The year 1917 saw the extension of the New York City subways to the outer boroughs. Here from Queens Boulevard and 33rd Street in Long Island City one can only imagine the development to come.

Recently, I spent a fascinating four hours in the archives of the Queens Public Library researching the history of the area where I grew up.  I won't go back to the Mespat Indians, but if you want to, this history will help.  Long Island City was created in 1870 and included hamlets like Blissville, (named for Neziah Bliss, landowner in the 1830-1840's), Dutch Kills, Steinway, Sunnyside, Ravenswood, and the village of Astoria. Long Island City then had 12,000-15,000 residents.  By 1872 there was a ferry from Astoria to 86th Street in Yorkville. In 1898, Long Island City surrendered its independence to become part of the City of Greater New York.

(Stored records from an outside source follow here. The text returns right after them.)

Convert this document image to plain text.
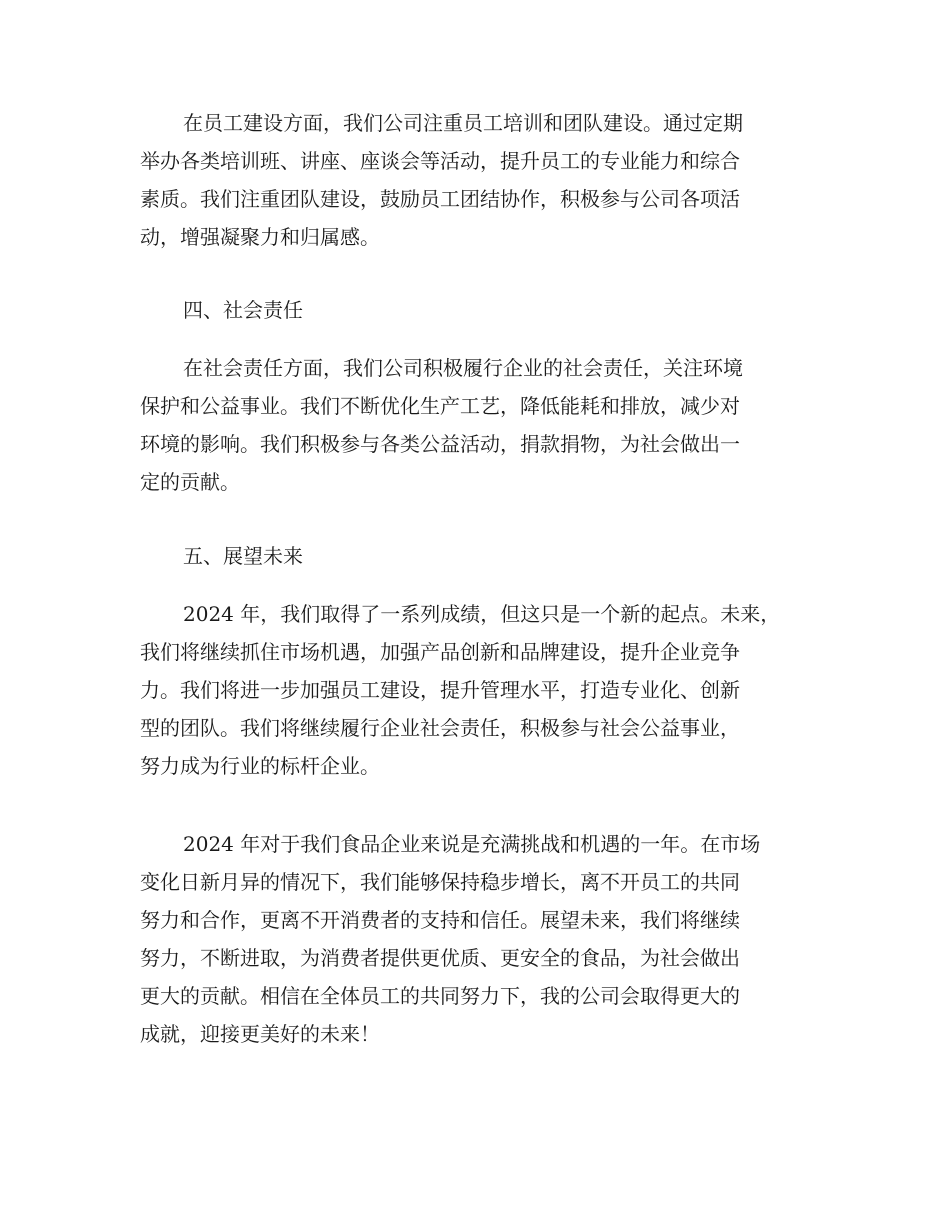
在员工建设方面，我们公司注重员工培训和团队建设。通过定期
举办各类培训班、讲座、座谈会等活动，提升员工的专业能力和综合
素质。我们注重团队建设，鼓励员工团结协作，积极参与公司各项活
动，增强凝聚力和归属感。
四、社会责任
在社会责任方面，我们公司积极履行企业的社会责任，关注环境
保护和公益事业。我们不断优化生产工艺，降低能耗和排放，减少对
环境的影响。我们积极参与各类公益活动，捐款捐物，为社会做出一
定的贡献。
五、展望未来
2024 年，我们取得了一系列成绩，但这只是一个新的起点。未来，
我们将继续抓住市场机遇，加强产品创新和品牌建设，提升企业竞争
力。我们将进一步加强员工建设，提升管理水平，打造专业化、创新
型的团队。我们将继续履行企业社会责任，积极参与社会公益事业，
努力成为行业的标杆企业。
2024 年对于我们食品企业来说是充满挑战和机遇的一年。在市场
变化日新月异的情况下，我们能够保持稳步增长，离不开员工的共同
努力和合作，更离不开消费者的支持和信任。展望未来，我们将继续
努力，不断进取，为消费者提供更优质、更安全的食品，为社会做出
更大的贡献。相信在全体员工的共同努力下，我的公司会取得更大的
成就，迎接更美好的未来！
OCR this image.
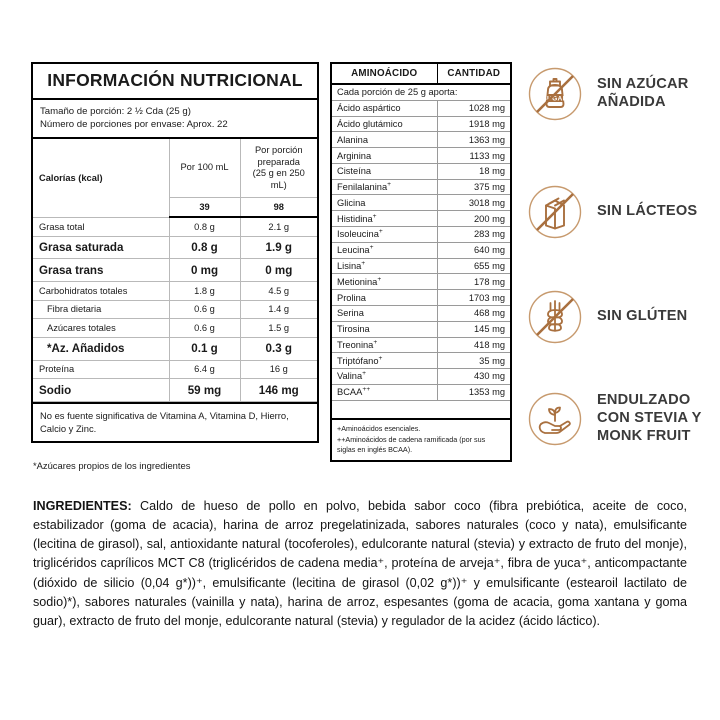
INFORMACIÓN NUTRICIONAL
Tamaño de porción: 2 ½ Cda (25 g)
Número de porciones por envase: Aprox. 22
Calorías (kcal)	Por 100 mL	Por porción
preparada
(25 g en 250 mL)
	39	98
Grasa total	0.8 g	2.1 g
Grasa saturada	0.8 g	1.9 g
Grasa trans	0 mg	0 mg
Carbohidratos totales	1.8 g	4.5 g
Fibra dietaria	0.6 g	1.4 g
Azúcares totales	0.6 g	1.5 g
*Az. Añadidos	0.1 g	0.3 g
Proteína	6.4 g	16 g
Sodio	59 mg	146 mg
No es fuente significativa de Vitamina A, Vitamina D, Hierro, Calcio y Zinc.
*Azúcares propios de los ingredientes
AMINOÁCIDO	CANTIDAD
Cada porción de 25 g aporta:	
Ácido aspártico	1028 mg
Ácido glutámico	1918 mg
Alanina	1363 mg
Arginina	1133 mg
Cisteína	18 mg
Fenilalanina+	375 mg
Glicina	3018 mg
Histidina+	200 mg
Isoleucina+	283 mg
Leucina+	640 mg
Lisina+	655 mg
Metionina+	178 mg
Prolina	1703 mg
Serina	468 mg
Tirosina	145 mg
Treonina+	418 mg
Triptófano+	35 mg
Valina+	430 mg
BCAA++	1353 mg
+Aminoácidos esenciales.
++Aminoácidos de cadena ramificada (por sus siglas en inglés BCAA).
SUGAR
SIN AZÚCAR AÑADIDA
SIN LÁCTEOS
SIN GLÚTEN
ENDULZADO CON STEVIA Y MONK FRUIT
INGREDIENTES: Caldo de hueso de pollo en polvo, bebida sabor coco (fibra prebiótica, aceite de coco, estabilizador (goma de acacia), harina de arroz pregelatinizada, sabores naturales (coco y nata), emulsificante (lecitina de girasol), sal, antioxidante natural (tocoferoles), edulcorante natural (stevia) y extracto de fruto del monje), triglicéridos caprílicos MCT C8 (triglicéridos de cadena media⁺, proteína de arveja⁺, fibra de yuca⁺, anticompactante (dióxido de silicio (0,04 g*))⁺, emulsificante (lecitina de girasol (0,02 g*))⁺ y emulsificante (estearoil lactilato de sodio)*), sabores naturales (vainilla y nata), harina de arroz, espesantes (goma de acacia, goma xantana y goma guar), extracto de fruto del monje, edulcorante natural (stevia) y regulador de la acidez (ácido láctico).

It is believed that Sunnyside got its name in 1850 when a railroad station was built across from the Sunnyside Roadhouse Hotel on Jackson Avenue to accommodate visitors of the Fashion Race Course in Corona. Shortly thereafter, a small hamlet was established between Northern and Queens Boulevards, which became known as Sunnyside. The name Sunnyside probably originated earlier, with a family of French Huguenot immigrants named named Bragaw, who built a house in 1700 on the crest of Sunnyside Hill. The family came to the United States from the Palatinate on the Rhine in 1675.

In 1900 cows still grazed in Sunnyside, while Long Island City slowly grew. This scene, looking towards Hunter's Point, is from Vincent Seyfried's book, 300 Years of Long Island City, 1630-1930.

The Morrell House on the corner of Woodside Avenue and 39th Avenue was still standing in 1924.

In 1979, Newsday reported there was a Gosman family farm house built in 1782 on what would become 48th Street; it was destroyed in 1904. The house had rings and bolts in the basement walls for securing slaves who misbehaved. Sales of slaves in Queens were recorded until the 1820’s. In 1904, the De Beauvois family (from Leyden) homestead was still standing. Henry DeBevoise was twice elected mayor of Long Island City. In 1883, while serving his first term, he was jailed for embezzlement. 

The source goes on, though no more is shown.